On a recent TV review on NDTV India, Virkam Chandra and his colleague commented that the Safari Browser in the iPhone was implemented in a revolutionary manner with pinch zooming and crisp rendition. They however felt that the lack of copy paste was a serious ommision- perhaps a lapse on Apple’s part.

Well folks, as it turns out most webpages are as such copyrighted material and owned by the site creator or licensed from another source. Not having copy-paste should have been a natural implementation on the early web days- to encourage more serious econtent which is not dependent on ads or sponsors. Then ebooks publishers and independent authors can consider the web as a serious medium for content and charge even nominal fees- per view/reading or annual subscription.

(The fact that a travel publisher such as Lonely Planet still prefers to look at the print medium – even though loads of books and tons of text have to be re-printed every other year for each destination, is an indicator that content sharing failed on the web.
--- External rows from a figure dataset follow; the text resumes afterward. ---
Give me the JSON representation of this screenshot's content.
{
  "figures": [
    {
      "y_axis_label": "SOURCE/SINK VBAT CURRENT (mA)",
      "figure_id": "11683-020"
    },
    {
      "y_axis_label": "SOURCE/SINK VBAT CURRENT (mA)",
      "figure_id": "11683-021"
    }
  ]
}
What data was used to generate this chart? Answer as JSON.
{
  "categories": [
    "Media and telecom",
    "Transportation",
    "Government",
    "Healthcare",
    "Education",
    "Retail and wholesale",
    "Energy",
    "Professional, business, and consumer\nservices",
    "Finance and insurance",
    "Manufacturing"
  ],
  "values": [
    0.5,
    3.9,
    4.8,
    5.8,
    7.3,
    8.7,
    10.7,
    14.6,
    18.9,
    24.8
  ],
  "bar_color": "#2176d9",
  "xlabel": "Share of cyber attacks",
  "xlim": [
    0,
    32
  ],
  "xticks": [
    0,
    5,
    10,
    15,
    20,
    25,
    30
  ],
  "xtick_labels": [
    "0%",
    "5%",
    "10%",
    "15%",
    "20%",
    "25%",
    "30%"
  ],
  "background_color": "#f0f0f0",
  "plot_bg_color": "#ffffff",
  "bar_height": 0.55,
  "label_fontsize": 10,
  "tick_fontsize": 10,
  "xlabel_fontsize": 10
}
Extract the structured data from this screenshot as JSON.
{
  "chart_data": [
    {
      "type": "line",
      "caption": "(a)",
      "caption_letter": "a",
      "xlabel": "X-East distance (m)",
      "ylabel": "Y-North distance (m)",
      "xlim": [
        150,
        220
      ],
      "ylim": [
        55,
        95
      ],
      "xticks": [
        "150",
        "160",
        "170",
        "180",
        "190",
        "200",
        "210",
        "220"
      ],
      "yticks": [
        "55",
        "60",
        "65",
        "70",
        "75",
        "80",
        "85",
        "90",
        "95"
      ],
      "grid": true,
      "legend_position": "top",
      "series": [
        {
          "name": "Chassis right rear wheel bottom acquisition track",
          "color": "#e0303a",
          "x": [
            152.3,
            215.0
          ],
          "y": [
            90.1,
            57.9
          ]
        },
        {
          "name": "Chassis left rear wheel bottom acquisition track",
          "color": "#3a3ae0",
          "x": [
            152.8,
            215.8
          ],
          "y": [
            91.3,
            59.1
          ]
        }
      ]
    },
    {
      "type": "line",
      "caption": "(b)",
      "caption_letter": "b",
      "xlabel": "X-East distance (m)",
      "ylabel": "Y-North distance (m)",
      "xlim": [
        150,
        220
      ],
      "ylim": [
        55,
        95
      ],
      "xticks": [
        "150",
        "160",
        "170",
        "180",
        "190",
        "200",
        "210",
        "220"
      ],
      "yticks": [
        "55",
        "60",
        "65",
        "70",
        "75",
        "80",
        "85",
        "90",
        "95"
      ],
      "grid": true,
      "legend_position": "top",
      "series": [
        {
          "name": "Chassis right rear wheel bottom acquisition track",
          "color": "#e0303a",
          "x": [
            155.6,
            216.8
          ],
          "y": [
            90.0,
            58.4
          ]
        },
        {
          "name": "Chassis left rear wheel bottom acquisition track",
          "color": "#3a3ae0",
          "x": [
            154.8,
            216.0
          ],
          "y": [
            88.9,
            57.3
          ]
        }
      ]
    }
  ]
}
Lonely Planet should have benefited immensely from the web in the past decade- in theory – since they are a text based publisher with emphasis on little details or simple maps for every other area of a town. A hypelink and search approach should have enabled them to focus on their job of creating guides rather than estimating stock to print. But so far content can be lifted off from webpages, even after initial payment. So neither the publisher is interested in serious content creation, nor do readers get reliable e-content at affordable prices)

I have not yet put my hands on an iPhone but I hope this paves the way for e-books and audio books. Those who wish to publish free info can then find a way to release the data and allow download or copy-paste.

The iPhone is doing many things right, which the net could not earlier on. This product promises to be a content-platform for sure, hopefully.